Background information
- Born: Abdulrasheed Bello 4 April 1977 (age 48) Kano State, Nigeria
- Genres: Hip hop; Afrobeats; Nigerian hip hop;
- Occupations: Rapper; singer; songwriter; record producer; television producer; director;
- Instrument: Vocals
- Years active: 2002–present

= JJC Skillz =

Nigerian songwriter, rapper, record and television producer

Abdulrasheed Bello (born 4 April 1977, Kano) known professionally as Skillz or JJC Skillz is a Nigerian rapper, singer, songwriter, record producer, and television producer.

JJC Skillz earned recognition in Nigeria after the release of one of his singles, "We Are Africans," an afrobeats anthem. Prior to the success of "We are Africans," Skillz was producer for the British hip-hop record company and musical group Big Brovaz. In December 2002, he released his debut album, Atide, an experimental album with lyrics in English and Nigerian languages and influenced by hip hop, African, and salsa musical styles.

He co-produced with his ex-wife, Funke Akindele Industreet, a television show about the Nigerian music industry.

==Career==
Bello was born in Kano and left Nigeria for U.K. when he was fourteen years old. He developed an intense respect and appreciation of music, little by little, from his father's country music records and juju music. In the U.K., he was drawn to hip-hop music and soon formed a musical group with a friend; thereafter, they began performing at talent shows. His stage name, JJC, means Johnny Just Come, a term used by Nigerians to describe naive new arrivals to a city. Bello's first major producing project was co-founding Big Brovas Records and Big Brovas Collective. In 2004, he released Atide, his debut album with 419 squad. His producing credits include Weird MC's Ijoya, Pu Yanga by Tillaman, and Morile by Buoqui.

He also came to the African music scene, creating projects like Afropean (Afro-European fusion) and Afrobeats.
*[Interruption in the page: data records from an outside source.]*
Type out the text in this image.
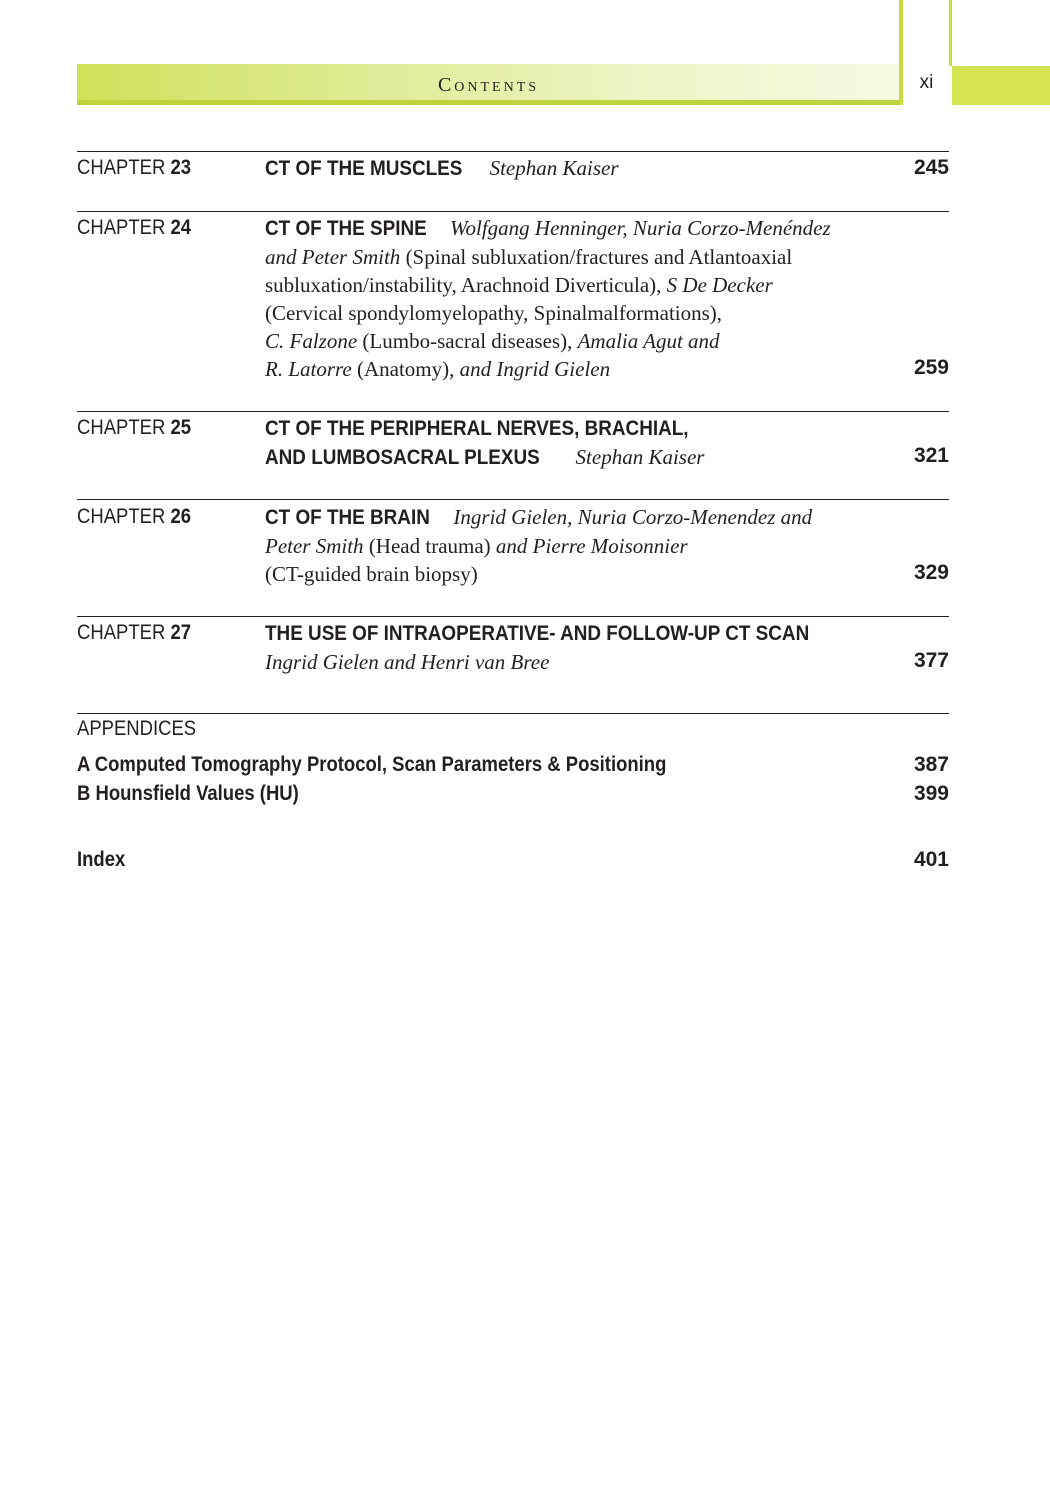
Contents	xi
CHAPTER 23	CT OF THE MUSCLES Stephan Kaiser	245
CHAPTER 24	CT OF THE SPINE Wolfgang Henninger, Nuria Corzo-Menéndez
and Peter Smith (Spinal subluxation/fractures and Atlantoaxial
subluxation/instability, Arachnoid Diverticula), S De Decker
(Cervical spondylomyelopathy, Spinalmalformations),
C. Falzone (Lumbo-sacral diseases), Amalia Agut and
R. Latorre (Anatomy), and Ingrid Gielen	259
CHAPTER 25	CT OF THE PERIPHERAL NERVES, BRACHIAL,
AND LUMBOSACRAL PLEXUS Stephan Kaiser	321
CHAPTER 26	CT OF THE BRAIN Ingrid Gielen, Nuria Corzo-Menendez and
Peter Smith (Head trauma) and Pierre Moisonnier
(CT-guided brain biopsy)	329
CHAPTER 27	THE USE OF INTRAOPERATIVE- AND FOLLOW-UP CT SCAN
Ingrid Gielen and Henri van Bree	377
APPENDICES
A Computed Tomography Protocol, Scan Parameters & Positioning	387
B Hounsfield Values (HU)	399
Index	401
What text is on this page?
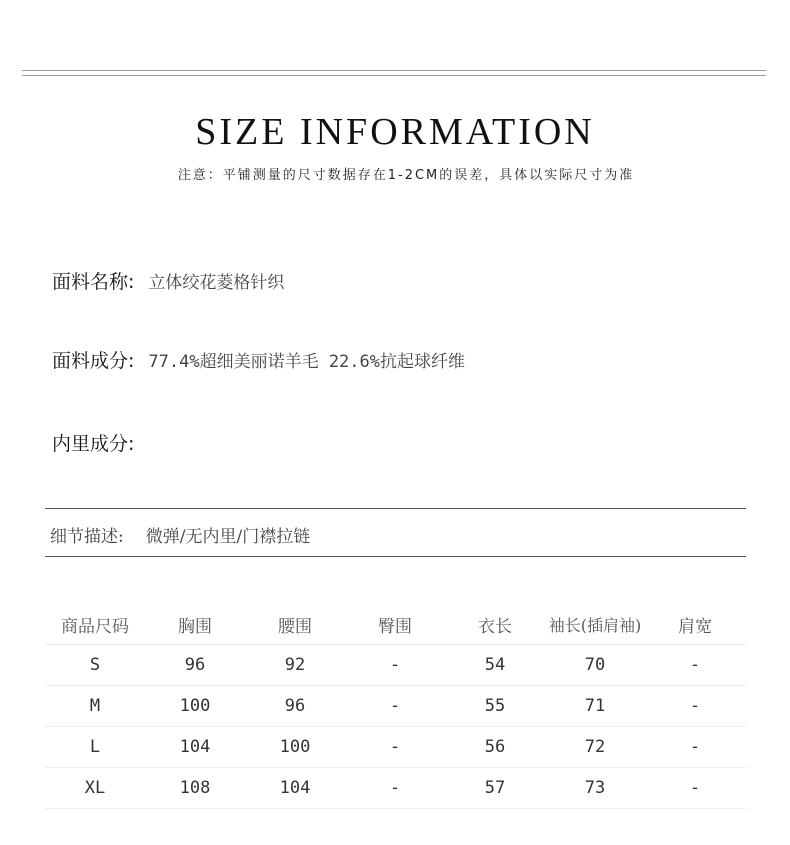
SIZE INFORMATION
注意：平铺测量的尺寸数据存在1-2CM的误差，具体以实际尺寸为准
面料名称: 立体绞花菱格针织
面料成分: 77.4%超细美丽诺羊毛 22.6%抗起球纤维
内里成分:
细节描述: 微弹/无内里/门襟拉链
商品尺码	胸围	腰围	臀围	衣长	袖长(插肩袖)	肩宽
S	96	92	-	54	70	-
M	100	96	-	55	71	-
L	104	100	-	56	72	-
XL	108	104	-	57	73	-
In 2013, he won the best international artist at the Nigerian entertainment award. He created an African super group called the JJC and the 419 squad. This group won the Kora All African music award in 2014.

==Personal life==
Before his marriage to Akindele, Bello fathered three children from three different mothers. He married Funke Akindele in 2016. In 2018, the couple gave birth to a set of twins.

In June 2022, Bello announced on his Instagram that the couple had decided to pursue their lives separately.

The music producer secretly married an Ebira bride in Kano state in March 2023.